在HTML中标记文本 [英] Mark text in HTML

查看:96
本文介绍了在HTML中标记文本的处理方法,对大家解决问题具有一定的参考价值,需要的朋友们下面随着小编来一起学习吧!

问题描述

我有一些纯文本和html。我需要创建一个PHP方法,该方法将返回相同的html,但在文本的任何实例和<$ c $>之前使用< span class =marked> 注意,它应该支持html中的标签(例如,如果文本为 code> blabla ,所以它应该标记何时它是 bla bla < a href =http://abc.com> bla< / a> bla



例如,如果我用文本my name is josh和下面的html调用这个函数:

 < html> 
< head>
< title>我的名字是Josh !!!< / title>
< / head>
< body>
< h1>我的名字是< b> josh< / b>< / h1>
< div>
< a href =http://www.names.com>我的名字< / a>是josh
< / div>

< ; U&克吨;我< / U> < I>名称< / I> < b取代;为< / B个< span style =font-family:Tahoma;> Josh< / span> ;.
< / body>
< / html>

...应该返回:

 < HTML> 
< head>
< title>< span class =marked>我的名字是Josh< / span> !!!< / title>
< / head>
< body>
< h1>< span class =marked>我的名字是< b> josh< / b>< / span>< / h1>
< div>
< span class =marked>< a href =http://www.names.com>我的名字< / a>是乔什< / span>
< / div>

< span class =marked>< u>我的< / u> < I>名称< / I> < b取代;为< / B个< span style =font-family:Tahoma;> Josh< / span>< / span> ;.
< / body>
< / html>

谢谢。

解决方案<



虽然你可以用简单的正则表达式黑客来做,但忽略标签内的任何东西,像天真的:

/ p>

  preg_replace(
'My(< [>]>)* \ s +(< ^>]>)*名称(小于[^>]>)* \s +(小于[^>]>)*是(小于[^>]>)* \\ \\ s +(< [^>])* Josh',
'< span class =marked> $ 0< / span>',$ html

这并不可靠。
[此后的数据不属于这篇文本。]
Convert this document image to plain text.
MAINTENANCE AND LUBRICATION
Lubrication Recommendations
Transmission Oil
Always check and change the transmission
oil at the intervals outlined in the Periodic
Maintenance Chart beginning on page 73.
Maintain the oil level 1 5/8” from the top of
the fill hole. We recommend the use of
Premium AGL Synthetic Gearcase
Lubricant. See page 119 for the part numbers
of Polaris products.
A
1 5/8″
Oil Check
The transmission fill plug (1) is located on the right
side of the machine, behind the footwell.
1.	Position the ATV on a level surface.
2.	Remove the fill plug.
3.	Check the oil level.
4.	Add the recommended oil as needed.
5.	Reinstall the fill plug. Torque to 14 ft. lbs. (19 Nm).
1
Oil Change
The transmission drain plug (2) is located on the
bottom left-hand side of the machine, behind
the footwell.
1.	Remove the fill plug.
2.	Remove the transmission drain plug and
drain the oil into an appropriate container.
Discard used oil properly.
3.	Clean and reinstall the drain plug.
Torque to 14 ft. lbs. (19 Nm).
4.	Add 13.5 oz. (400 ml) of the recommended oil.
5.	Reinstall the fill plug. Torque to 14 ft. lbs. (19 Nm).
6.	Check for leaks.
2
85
部分原因是HTML不能用正则表达式解析:将> 放入属性值是有效的,其他非元素结构如注释将被错误解析。即使使用更严格的表达来匹配标签 - 像< [> \s] *(\ s +([^> \ s] +(\ s * = \s *?([^ '\s>] [\s>] * | [^] * | '[^'] *')\s *)))* \ s * \ /?> ,您仍然会遇到很多相同的问题,特别是如果输入HTML不能保证有效。



<这甚至可能是一个安全问题,就好像您正在处理的HTML不可信,它可能会欺骗您的解析器将文本内容转换为属性,从而导致脚本注入。



但即使忽略这一点,您也无法确保正确的元素嵌套。所以您可能会转:

 < em>我的名字是< strong> Josh< / strong> !!!< / EM> 

转入错误且无效:

 < span class =marked>< em>我的名字是< strong> Josh< / strong>< / span> !!!< / em> 

或:

 我的
< table>< tr>< td>名称是< / td>< / tr>< / table>
Josh

这些元素不能用span来包装。如果你不幸,浏览器修正纠正你的无效输出可能最终会留下一半的页面'标记',或弄乱页面布局。



所以你将不得不在解析的DOM级别上执行此操作,而不是使用字符串黑客行为。您可以使用PHP解析整个字符串,处理它并重新序列化,但如果从可访问性的角度来看它是可接受的,那么在JavaScript中的浏览器端可能会更容易一些,其中内容已经被解析为DOM节点。



这仍然会非常困难。 这个问题处理它的文本将全部在同一文本节点内,但这是一个更简单的情况。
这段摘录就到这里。